I have found inner child work very beneficial and healing. I started with a book called 'Healing the Child Within'.

My little one had been abandoned and I, as an adult, was able to do a lot of healing work by going back and 'reuniting' with her and being the parent she never had. She is a part of my life. A part of the whole me. That was left damaged and broken. Doing this work has been wonderful to find the spirit and awesome qualities of her no one acknowledged before.
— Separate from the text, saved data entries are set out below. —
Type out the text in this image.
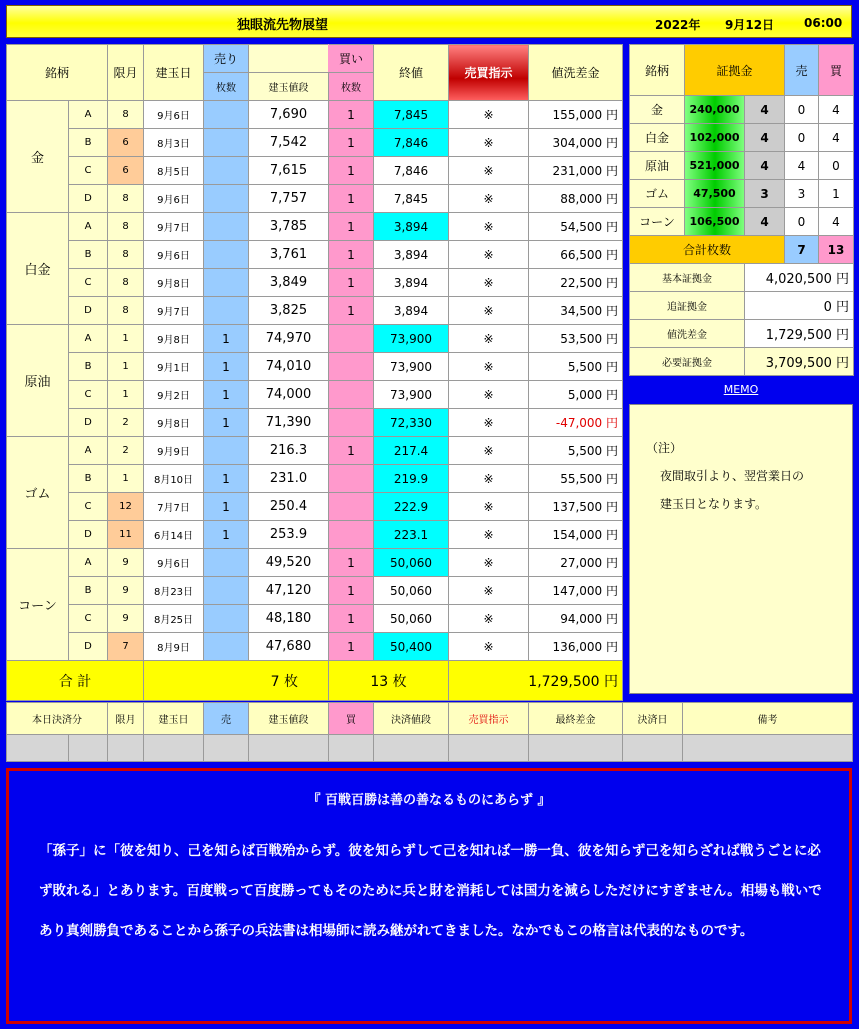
独眼流先物展望	2022年 9月12日 06:00
銘柄		限月	建玉日	売り		買い	終値	売買指示	値洗差金
				枚数	建玉値段	枚数			
金	A	8	9月6日		7,690	1	7,845	※	155,000 円
	B	6	8月3日		7,542	1	7,846	※	304,000 円
	C	6	8月5日		7,615	1	7,846	※	231,000 円
	D	8	9月6日		7,757	1	7,845	※	88,000 円
白金	A	8	9月7日		3,785	1	3,894	※	54,500 円
	B	8	9月6日		3,761	1	3,894	※	66,500 円
	C	8	9月8日		3,849	1	3,894	※	22,500 円
	D	8	9月7日		3,825	1	3,894	※	34,500 円
原油	A	1	9月8日	1	74,970		73,900	※	53,500 円
	B	1	9月1日	1	74,010		73,900	※	5,500 円
	C	1	9月2日	1	74,000		73,900	※	5,000 円
	D	2	9月8日	1	71,390		72,330	※	-47,000 円
ゴム	A	2	9月9日		216.3	1	217.4	※	5,500 円
	B	1	8月10日	1	231.0		219.9	※	55,500 円
	C	12	7月7日	1	250.4		222.9	※	137,500 円
	D	11	6月14日	1	253.9		223.1	※	154,000 円
コーン	A	9	9月6日		49,520	1	50,060	※	27,000 円
	B	9	8月23日		47,120	1	50,060	※	147,000 円
	C	9	8月25日		48,180	1	50,060	※	94,000 円
	D	7	8月9日		47,680	1	50,400	※	136,000 円
合 計			7 枚			13 枚		1,729,500 円	
銘柄	証拠金		売	買
金	240,000	4	0	4
白金	102,000	4	0	4
原油	521,000	4	4	0
ゴム	47,500	3	3	1
コーン	106,500	4	0	4
合計枚数			7	13
基本証拠金		4,020,500 円		
追証拠金		0 円		
値洗差金		1,729,500 円		
必要証拠金		3,709,500 円		
MEMO
（注）
夜間取引より、翌営業日の
建玉日となります。
本日決済分		限月	建玉日	売	建玉値段	買	決済値段	売買指示	最終差金	決済日	備考

『 百戦百勝は善の善なるものにあらず 』
「孫子」に「彼を知り、己を知らば百戦殆からず。彼を知らずして己を知れば一勝一負、彼を知らず己を知らざれば戦うごとに必ず敗れる」とあります。百度戦って百度勝ってもそのために兵と財を消耗しては国力を減らしただけにすぎません。相場も戦いであり真剣勝負であることから孫子の兵法書は相場師に読み継がれてきました。なかでもこの格言は代表的なものです。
I wish you well if you chose to do this. It was for me, and many others, a very integral part of my healing journey.
Inner-child work was a break-through moment in my recovery work. It has given me a place to focus my love, support and reassurance. Allowing me to go back in time to make him stronger.
 
Like my adult side is more rational, doesn’t really have emotional highs and lows. But there’s a part, that I consider kid me pretty much, that is pure emotion. That’s all that happens is pure feeling and clingy/attached to people and just completely irrational in everything. I know these two extremes need to connect and balance.
Your comment about a highly emotional inner-child that is clingy/attaches to people really resonates with me. When my inner-child gets activated, due to rejection, my inner-child would take control of me and in a very emotionally hurt manner plead for them not to leave. Even when my adult knew that the relationship was not right for me. I have learned that when I feel an emotional trigger of an abandonment flashback possessing my inner-child that I need to comfort them and reassure them that they are safe and loved and we will be okay on our own. I don't want to be on my own, but I now understand that I have to be. As you said, I need to join with my inner-child and have a harmonious joined healthy balance with them. I'll be interested to hear more about your journey. ? Have you tried writing to your inner-child? The dominant hand is you the other is them. I haven't tried it yet.
 
Inner child work allowed my codependency to develop boundaries as well as some respect or at least acceptance of another’s line in the sand. After some time invested, this mode assisted with quieting some of my night terrors born from C-PTSD. However, I think one of the greatest gifts from this inclusion of therapy was not transferring what I needed from my childhood onto that of my Son to play out.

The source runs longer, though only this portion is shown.